Plaintiff's pro se status does not excuse him from conforming to acceptable standards in approaching the Court. If the Court cannot rely on the statements or responses made by the parties, it threatens the quality of justice. The Court will not tolerate false responses or statements in any pleading or motion filed before it. If Plaintiff suffered no penalty for his untruthful responses, there would be little or no disincentive for his attempt to evade or undermine the purpose of the form.
Thus, the Court should not allow Plaintiff's false responses to go unpunished. An appropriate sanction for Plaintiff's failure to provide the Court with true factual responses is to dismiss this case without prejudice. See Bratton v. Sec'y DOC, 2012 WL 2913171, at *1 (M.D. Fla. July 16, 2012) (dismissing case without prejudice when prisoner failed to disclose one prior federal case that was dismissed pursuant to 28 U.S.C. § 1915(e)(2)); Johnson v. Crawson, No. 5:08cv300-RS-EMT, 2010 WL 1380247, at *2 (N.D. Fla. Mar. 3, 2010) (same); see also Strickland v. United States, 739 Fed.Appx. 587, 588 (11th Cir. 2018) (“A sanction less than dismissal would signal that a failure to disclose filings is an infraction without consequence.”). As one district judge from this District recently stated in an order of dismissal for failure to disclose, “If the requirement for prisoner plaintiffs to disclose their prior lawsuits is to serve its purpose, a plaintiff must provide accurate information. If word got around the prisons that inaccurate or incomplete information could be provided with no effective sanction, the form would serve little purpose.” Rodriguez v. Inch, No. 4:19cv191-RH-HTC, at ECF Doc. 52 (N.D. Fla. June 7, 2020).
Indeed, “[a] plaintiff's affirmative misrepresentation regarding his prior litigation history, when the complaint form required disclosure of such history and the plaintiff's statements were made under penalty of perjury, constitutes abuse of the judicial process warranting dismissal of the case without prejudice as ‘malicious' under § 1915(e)(2)(B)(i) and § 1915A(b)(1).” Ealy v. CCA, 2015 WL 9647546, at *1 (N.D. Fla. Dec. 18, 2015) (collecting Eleventh Circuit cases affirming dismissals without prejudice where plaintiffs failed to disclose their prior litigation history).

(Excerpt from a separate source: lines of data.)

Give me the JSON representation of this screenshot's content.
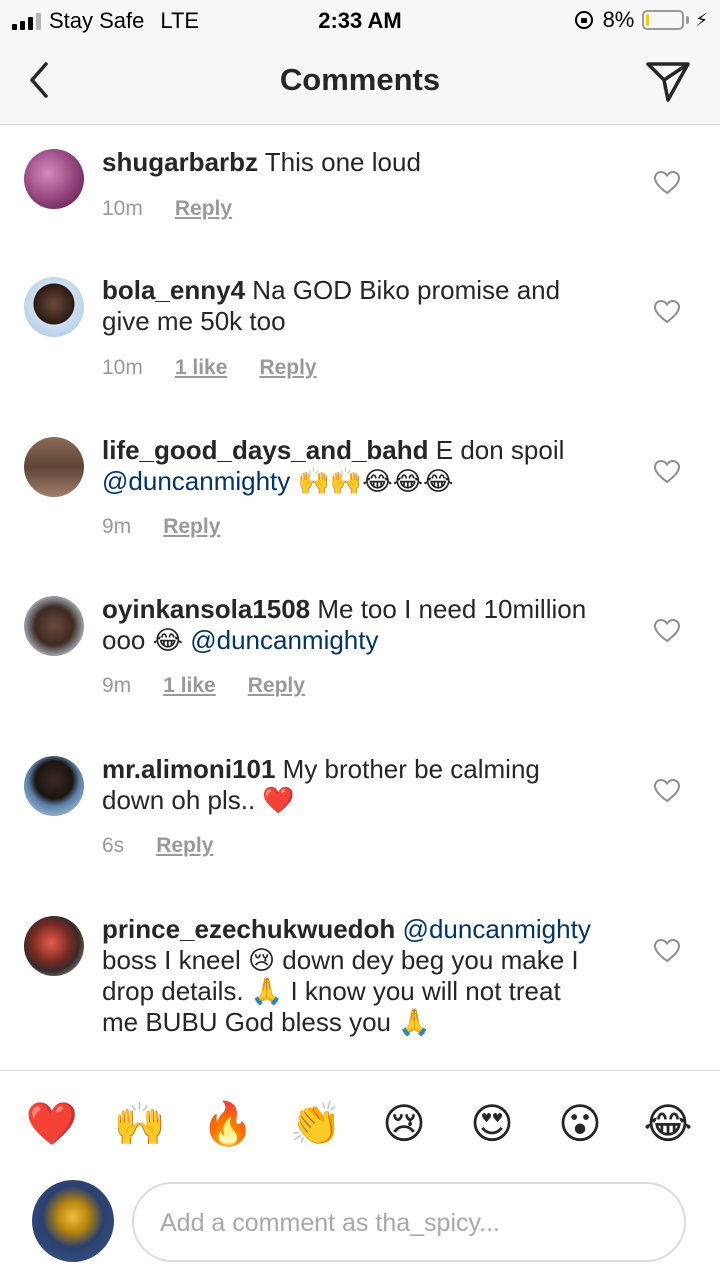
{
  "status_bar": {
    "carrier": "Stay Safe",
    "network": "LTE",
    "time": "2:33 AM",
    "battery_percent": "8%",
    "battery_level": 0.08
  },
  "header": {
    "title": "Comments",
    "back_icon": "chevron-left-icon",
    "send_icon": "paper-plane-icon"
  },
  "comments": [
    {
      "username": "shugarbarbz",
      "text": "This one loud",
      "time": "10m",
      "likes": "",
      "reply": "Reply"
    },
    {
      "username": "bola_enny4",
      "text": "Na GOD Biko promise and give me 50k too",
      "time": "10m",
      "likes": "1 like",
      "reply": "Reply"
    },
    {
      "username": "life_good_days_and_bahd",
      "text": "E don spoil",
      "mention": "@duncanmighty",
      "emojis": "🙌🙌😂😂😂",
      "time": "9m",
      "likes": "",
      "reply": "Reply"
    },
    {
      "username": "oyinkansola1508",
      "text": "Me too I need 10million ooo 😂",
      "mention": "@duncanmighty",
      "time": "9m",
      "likes": "1 like",
      "reply": "Reply"
    },
    {
      "username": "mr.alimoni101",
      "text": "My brother be calming down oh pls.. ❤️",
      "time": "6s",
      "likes": "",
      "reply": "Reply"
    },
    {
      "username": "prince_ezechukwuedoh",
      "mention": "@duncanmighty",
      "text": "boss I kneel 😢 down dey beg you make I drop details. 🙏 I know you will not treat me BUBU God bless you 🙏"
    }
  ],
  "reactions": [
    "❤️",
    "🙌",
    "🔥",
    "👏",
    "😢",
    "😍",
    "😮",
    "😂"
  ],
  "composer": {
    "placeholder": "Add a comment as tha_spicy..."
  },
  "colors": {
    "mention": "#003569",
    "meta": "#999999",
    "battery": "#f5c518"
  }
}
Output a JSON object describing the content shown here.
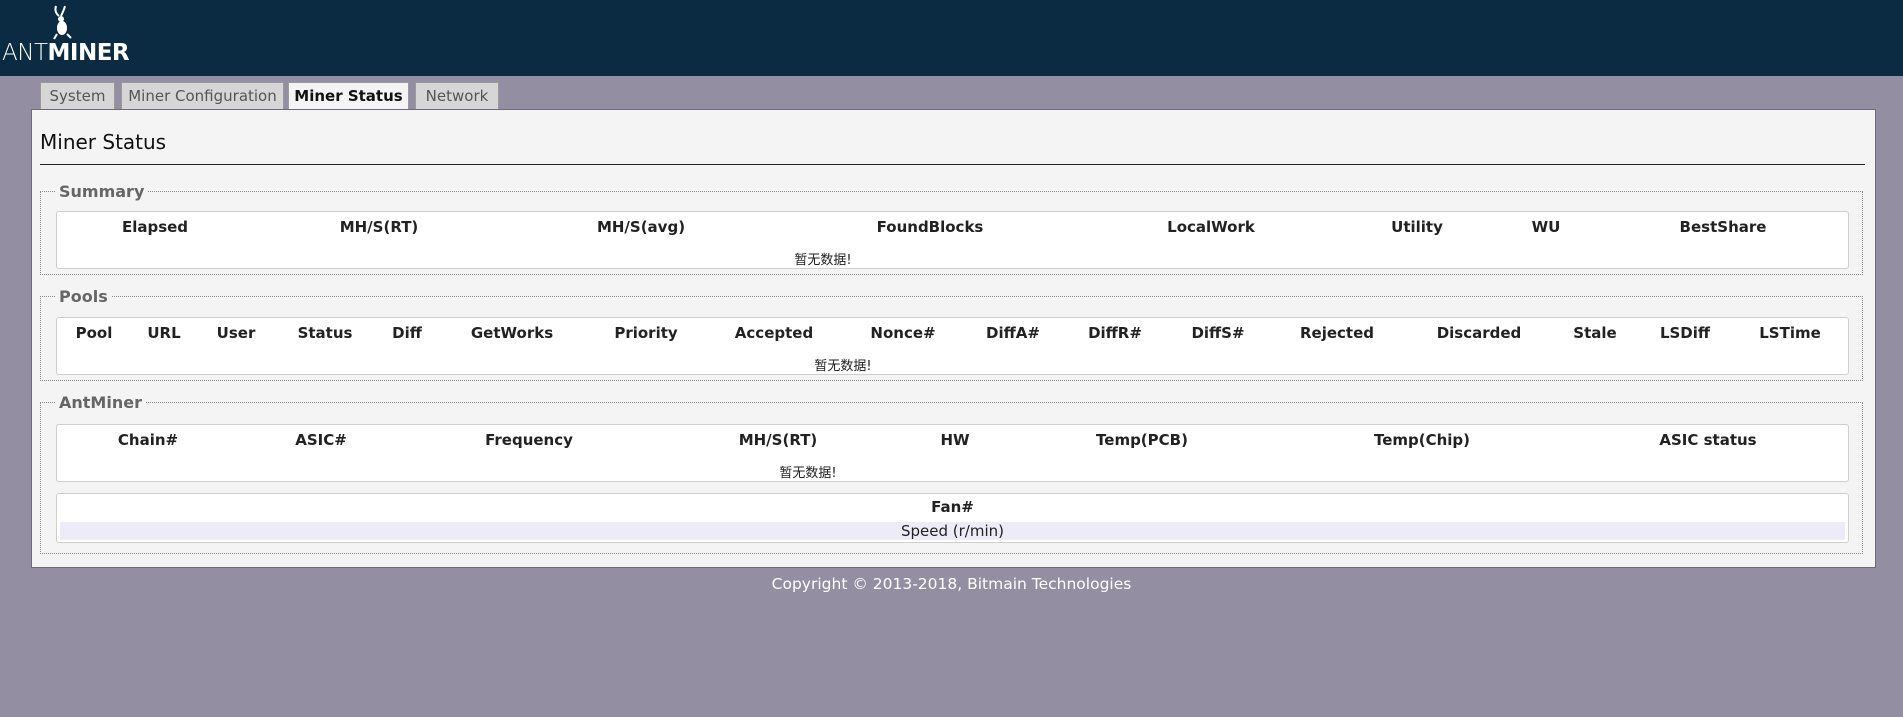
{
  "header": {
    "logo_ant": "ANT",
    "logo_miner": "MINER",
    "logo_icon": "ant-icon",
    "background": "#0b2b42"
  },
  "tabs": [
    {
      "label": "System",
      "active": false
    },
    {
      "label": "Miner Configuration",
      "active": false
    },
    {
      "label": "Miner Status",
      "active": true
    },
    {
      "label": "Network",
      "active": false
    }
  ],
  "page": {
    "title": "Miner Status"
  },
  "summary": {
    "legend": "Summary",
    "columns": [
      "Elapsed",
      "MH/S(RT)",
      "MH/S(avg)",
      "FoundBlocks",
      "LocalWork",
      "Utility",
      "WU",
      "BestShare"
    ],
    "empty_text": "暂无数据!"
  },
  "pools": {
    "legend": "Pools",
    "columns": [
      "Pool",
      "URL",
      "User",
      "Status",
      "Diff",
      "GetWorks",
      "Priority",
      "Accepted",
      "Nonce#",
      "DiffA#",
      "DiffR#",
      "DiffS#",
      "Rejected",
      "Discarded",
      "Stale",
      "LSDiff",
      "LSTime"
    ],
    "empty_text": "暂无数据!"
  },
  "antminer": {
    "legend": "AntMiner",
    "columns": [
      "Chain#",
      "ASIC#",
      "Frequency",
      "MH/S(RT)",
      "HW",
      "Temp(PCB)",
      "Temp(Chip)",
      "ASIC status"
    ],
    "empty_text": "暂无数据!",
    "fan": {
      "header": "Fan#",
      "row_label": "Speed (r/min)"
    }
  },
  "footer": {
    "copyright": "Copyright © 2013-2018, Bitmain Technologies"
  },
  "colors": {
    "page_background": "#938ea2",
    "header_background": "#0b2b42",
    "panel_background": "#f4f4f4",
    "fan_row_background": "#ecebf7"
  }
}
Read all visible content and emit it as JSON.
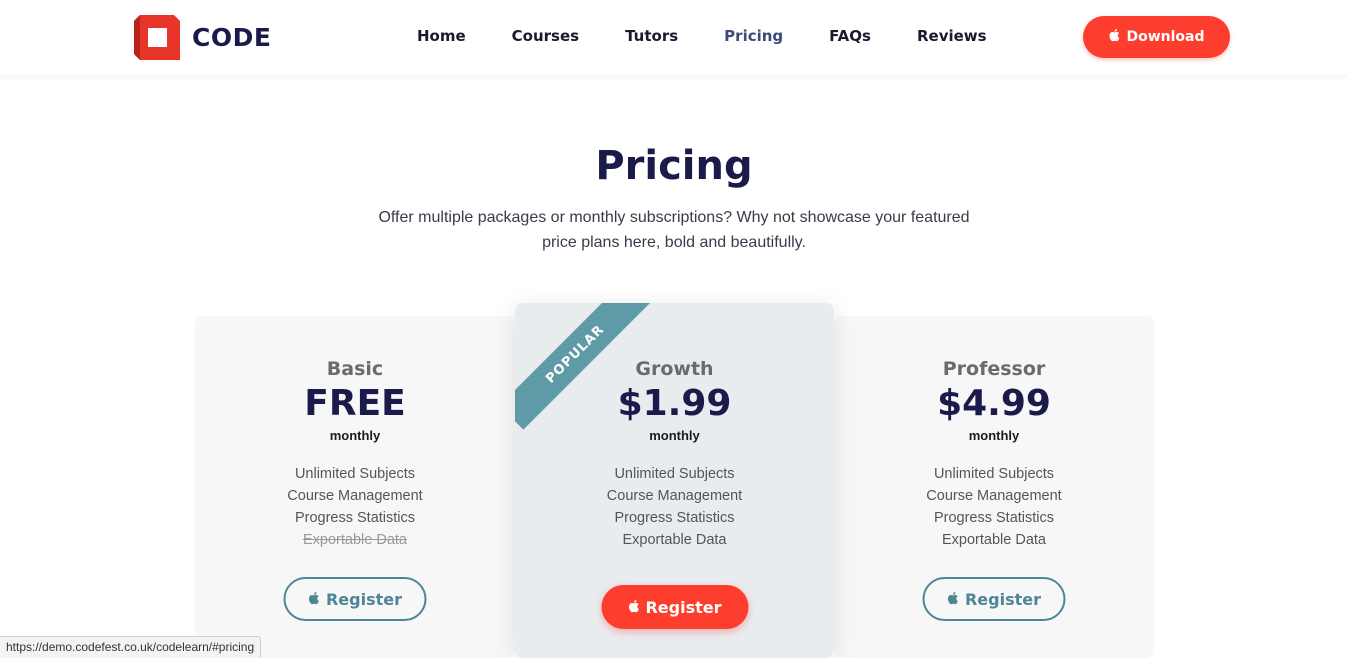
{
  "brand": {
    "name": "CODE",
    "accent": "#fd3d2e",
    "navy": "#1b1b4b",
    "teal": "#4e8597"
  },
  "nav": {
    "items": [
      {
        "label": "Home"
      },
      {
        "label": "Courses"
      },
      {
        "label": "Tutors"
      },
      {
        "label": "Pricing",
        "active": true
      },
      {
        "label": "FAQs"
      },
      {
        "label": "Reviews"
      }
    ],
    "download_label": "Download",
    "download_icon": "apple-icon"
  },
  "pricing": {
    "title": "Pricing",
    "subtitle_line1": "Offer multiple packages or monthly subscriptions? Why not showcase your featured",
    "subtitle_line2": "price plans here, bold and beautifully.",
    "plans": [
      {
        "name": "Basic",
        "price": "FREE",
        "period": "monthly",
        "features": [
          "Unlimited Subjects",
          "Course Management",
          "Progress Statistics",
          "Exportable Data"
        ],
        "struck_feature_index": 3,
        "button_label": "Register"
      },
      {
        "name": "Growth",
        "price": "$1.99",
        "period": "monthly",
        "ribbon": "POPULAR",
        "features": [
          "Unlimited Subjects",
          "Course Management",
          "Progress Statistics",
          "Exportable Data"
        ],
        "button_label": "Register"
      },
      {
        "name": "Professor",
        "price": "$4.99",
        "period": "monthly",
        "features": [
          "Unlimited Subjects",
          "Course Management",
          "Progress Statistics",
          "Exportable Data"
        ],
        "button_label": "Register"
      }
    ]
  },
  "status_bar": {
    "url": "https://demo.codefest.co.uk/codelearn/#pricing"
  }
}
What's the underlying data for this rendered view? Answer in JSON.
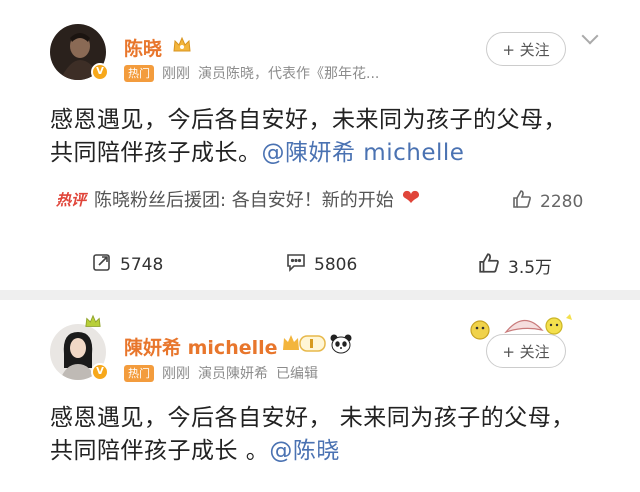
{
  "post1": {
    "username": "陈晓",
    "hot_tag": "热门",
    "meta_time": "刚刚",
    "meta_desc": "演员陈晓，代表作《那年花...",
    "follow_label": "+ 关注",
    "text_line1": "感恩遇见，今后各自安好，未来同为孩子的父母，",
    "text_line2_prefix": "共同陪伴孩子成长。",
    "text_line2_mention": "@陳妍希 michelle",
    "hot_comment": {
      "label": "热评",
      "text": "陈晓粉丝后援团: 各自安好！新的开始",
      "likes": "2280"
    },
    "reposts": "5748",
    "comments": "5806",
    "likes": "3.5万"
  },
  "post2": {
    "username": "陳妍希 michelle",
    "hot_tag": "热门",
    "meta_time": "刚刚",
    "meta_desc": "演员陳妍希",
    "meta_edited": "已编辑",
    "follow_label": "+ 关注",
    "text_line1": "感恩遇见，今后各自安好， 未来同为孩子的父母，",
    "text_line2_prefix": "共同陪伴孩子成长 。",
    "text_line2_mention": "@陈晓"
  },
  "colors": {
    "username": "#e8762c",
    "mention": "#4a72b2",
    "hot_red": "#e0453a",
    "badge_orange": "#f39c3d"
  },
  "icons": {
    "crown": "crown-icon",
    "panda": "panda-icon",
    "repost": "repost-icon",
    "comment": "comment-icon",
    "like": "thumbs-up-icon",
    "heart": "heart-icon"
  }
}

Plaintiff's failure to truthfully disclose his litigation history was “malicious” under the PLRA, 28 U.S.C. § 1915(e)(2)(B)(i), and is grounds for dismissal.
Accordingly, it is respectfully RECOMMENDED:
1. This case be DISMISSED WITHOUT PREJUDICE under 28 U.S.C. § 1915(e)(2)(B)(i) as malicious for abuse of the judicial process due to Plaintiff's failure to disclose his litigation history.
2. The clerk be directed to close the file.
At Pensacola, Florida, this 17th day of March, 2023.
NOTICE TO THE PARTIES
Objections to these proposed findings and recommendations may be filed within fourteen (14) days of the date of the Report and Recommendation. Any different deadline that may appear on the electronic docket is for the court's internal use only and does not control. A copy of objections shall be served upon the magistrate judge and all other parties. A party failing to object to a magistrate judge's findings or recommendations contained in a report and recommendation in accordance with the provisions of 28 U.S.C. § 636(b)(1) waives the right to challenge on appeal the district court's order based on unobjected-to factual and legal conclusions. See 11th Cir. R. 3-1.